The order is divided into six families:

- Nitrosomonadaceae (type family) comprises the genera Nitrosomonas (type genus), Nitrosolobus and Nitrosospira.
- Methylophilaceae comprises the genera Methylophilus (type genus), Methylobacillus and Methylovorus.
- Spirillaceae comprises the genus Spirillum (type genus)
- Thiobacillaceae comprises the genera Thiobacillus (type genus), Annwoodia, Sulfuritortus.
- Gallionellaceae comprises the genera Gallionella (type genus), Ferriphaselus, Sulfuriferula, Sulfurirhabdus and Sulfuricella.
- Sterolibacteraceae comprises the genera Sterolibacterium, Sulfurisoma, Denitratisoma, Sulfuritalea, Georgfuchsia, Sulfurisoma and Methyloversatilis.
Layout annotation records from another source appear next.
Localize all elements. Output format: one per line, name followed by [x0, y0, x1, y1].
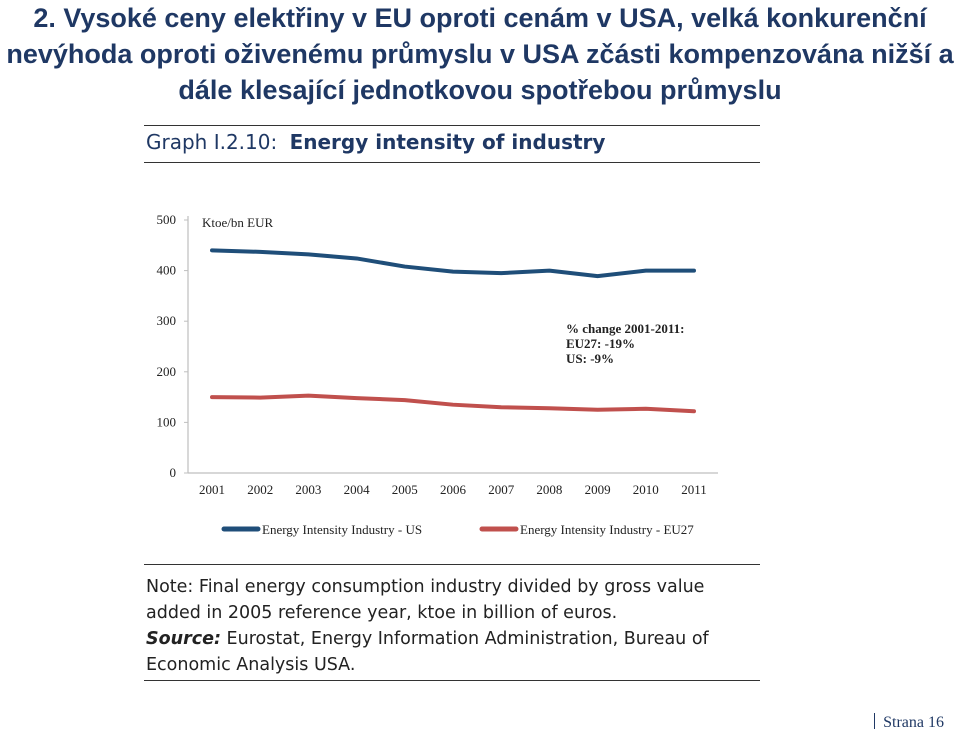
- legend-label-eu27: Energy Intensity Industry - EU27: [520, 522, 694, 537]
- x-tick-label: 2009: [585, 482, 611, 497]
- slide-title-line-3: dále klesající jednotkovou spotřebou prů…: [178, 75, 782, 105]
- page-number: Strana 16: [883, 714, 944, 731]
- note-bottom-rule: [144, 680, 760, 681]
- x-tick-label: 2006: [440, 482, 467, 497]
- x-tick-label: 2011: [681, 482, 707, 497]
- slide-title-line-2: nevýhoda oproti oživenému průmyslu v USA…: [6, 39, 954, 69]
- slide-title: 2. Vysoké ceny elektřiny v EU oproti cen…: [0, 0, 960, 108]
- note-label: Note:: [146, 577, 194, 597]
- note-top-rule: [144, 564, 760, 565]
- y-axis-label: Ktoe/bn EUR: [202, 215, 273, 230]
- y-tick-label: 400: [157, 263, 177, 278]
- page-footer: Strana 16: [874, 713, 944, 732]
- source-text: Eurostat, Energy Information Administrat…: [146, 629, 709, 675]
- chart-legend: Energy Intensity Industry - US Energy Int…: [221, 522, 694, 537]
- y-tick-label: 100: [157, 414, 177, 429]
- x-tick-label: 2003: [295, 482, 321, 497]
- series-line-us: [210, 248, 696, 279]
- annotation-line: US: -9%: [566, 351, 614, 366]
- change-annotation: % change 2001-2011:EU27: -19%US: -9%: [566, 321, 684, 366]
- annotation-line: EU27: -19%: [566, 336, 635, 351]
- y-tick-label: 300: [157, 313, 177, 328]
- x-tick-label: 2007: [488, 482, 515, 497]
- graph-label-prefix: Graph I.2.10:: [146, 130, 278, 154]
- x-tick-label: 2004: [344, 482, 371, 497]
- note-block: Note: Final energy consumption industry …: [146, 574, 756, 678]
- annotation-line: % change 2001-2011:: [566, 321, 684, 336]
- x-tick-label: 2002: [247, 482, 273, 497]
- note-text: Final energy consumption industry divide…: [146, 577, 705, 623]
- y-tick-label: 500: [157, 212, 177, 227]
- graph-label: Graph I.2.10: Energy intensity of indust…: [146, 130, 605, 154]
- y-tick-label: 200: [157, 364, 177, 379]
- y-tick-label: 0: [170, 465, 177, 480]
- footer-separator: [874, 713, 876, 729]
- energy-intensity-chart: 0 100 200 300 400 500 2001 2002 2003 2004 2005 2006…: [157, 212, 718, 537]
- legend-label-us: Energy Intensity Industry - US: [262, 522, 422, 537]
- slide-title-line-1: 2. Vysoké ceny elektřiny v EU oproti cen…: [33, 3, 927, 33]
- series-line-eu27: [210, 393, 696, 414]
- x-tick-label: 2008: [536, 482, 562, 497]
- x-tick-label: 2001: [199, 482, 225, 497]
- graph-header-rule: [144, 162, 760, 163]
- source-label: Source:: [146, 629, 221, 649]
- x-tick-label: 2010: [633, 482, 659, 497]
- x-tick-label: 2005: [392, 482, 418, 497]
- graph-top-rule: [144, 125, 760, 126]
- graph-label-title: Energy intensity of industry: [289, 130, 606, 154]
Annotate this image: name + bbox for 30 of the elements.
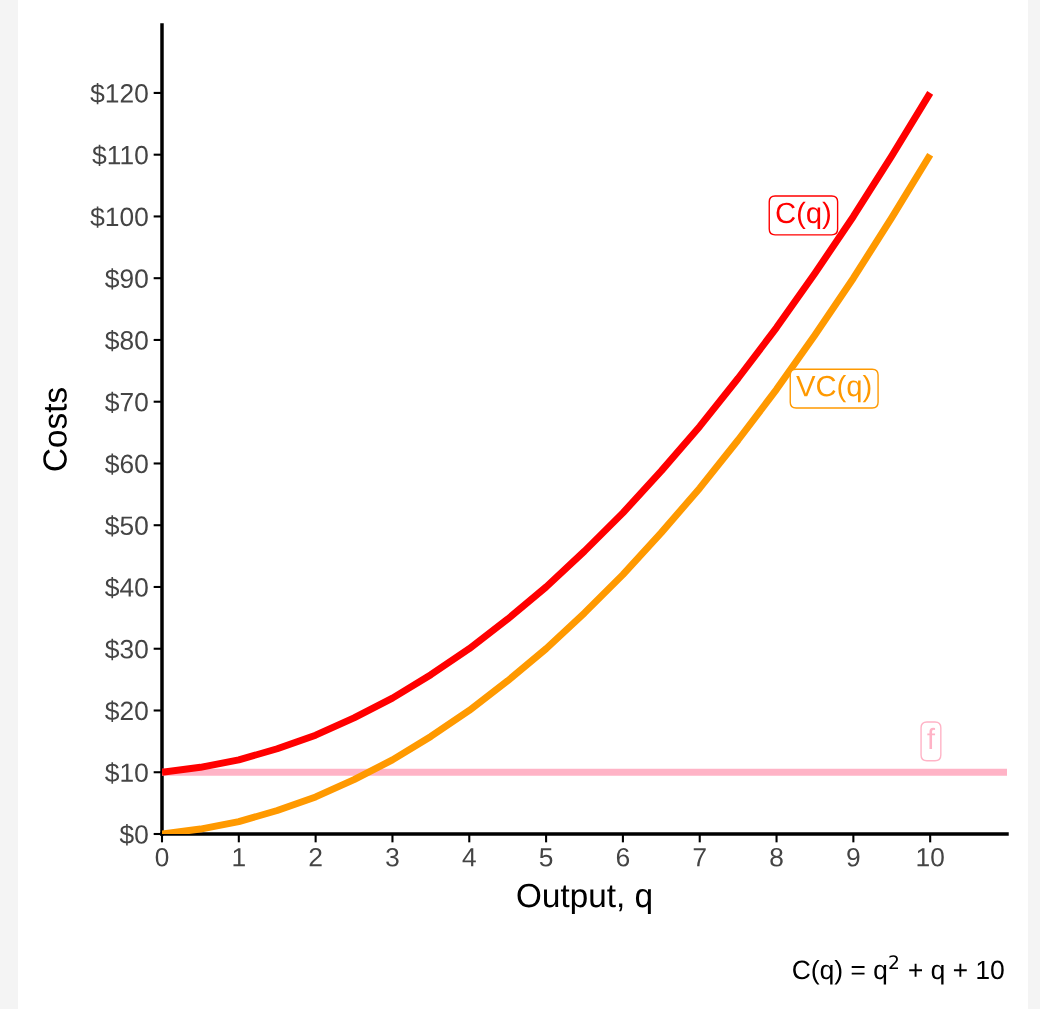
- x-axis-title: Output, q: [517, 883, 651, 914]
- y-tick-label: $90: [105, 268, 148, 290]
- x-tick-label: 5: [539, 848, 553, 867]
- x-tick-label: 4: [462, 848, 476, 867]
- y-tick-label: $30: [105, 638, 148, 661]
- x-tick-label: 1: [233, 848, 245, 867]
- y-tick-label: $100: [90, 206, 148, 228]
- y-tick-label: $20: [105, 700, 148, 722]
- x-tick-label: 2: [309, 847, 322, 867]
- x-tick-label: 9: [847, 847, 860, 867]
- x-tick-label: 8: [770, 847, 783, 867]
- x-tick-label: 3: [386, 847, 399, 867]
- x-tick-label: 0: [155, 847, 169, 867]
- y-tick-label: $10: [105, 762, 148, 784]
- y-tick-label: $120: [90, 82, 148, 105]
- y-tick-label: $60: [105, 453, 148, 475]
- x-tick-label: 10: [917, 847, 944, 867]
- y-tick-label: $0: [119, 824, 148, 846]
- series-label: C(q): [776, 201, 830, 230]
- series-label: f: [927, 727, 936, 749]
- x-tick-label: 7: [693, 848, 706, 867]
- y-tick-label: $80: [105, 329, 148, 352]
- y-axis-title: Costs: [43, 388, 67, 471]
- x-tick-label: 6: [616, 847, 630, 867]
- text: C(q) = q$^{2}$ + q + 10: [793, 955, 1004, 985]
- series-label: VC(q): [796, 375, 871, 403]
- y-tick-label: $70: [105, 391, 148, 414]
- y-tick-label: $50: [105, 515, 148, 537]
- y-tick-label: $40: [105, 577, 148, 599]
- y-tick-label: $110: [92, 144, 148, 167]
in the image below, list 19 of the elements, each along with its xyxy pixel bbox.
Members of the genus Nitrosomonas oxidize ammonium ions into nitrite, a process called nitrification, and are important in the nitrogen cycle. Other autotrophic genera such as Thiobacillus and Annwoodia oxidize reduced inorganic sulfur ions such as thiosulfate and sulfide into sulfate and have key roles in the sulfur cycle. Methylotrophs such as Methylophilus oxidize compounds such as methanol into carbon dioxide and are key to the carbon cycle. Gallionella and Ferriphaselus oxidise ferrous iron (Fe^{2+}) ions into ferric hydroxide (Fe(OH)_{3}) during autotrophic growth, and thus have roles in the carbon cycle and the iron cycle. As such, the Nitrosomonadales are critical to biogeochemical cycling of the elements and many species have key roles in principal biochemical processes.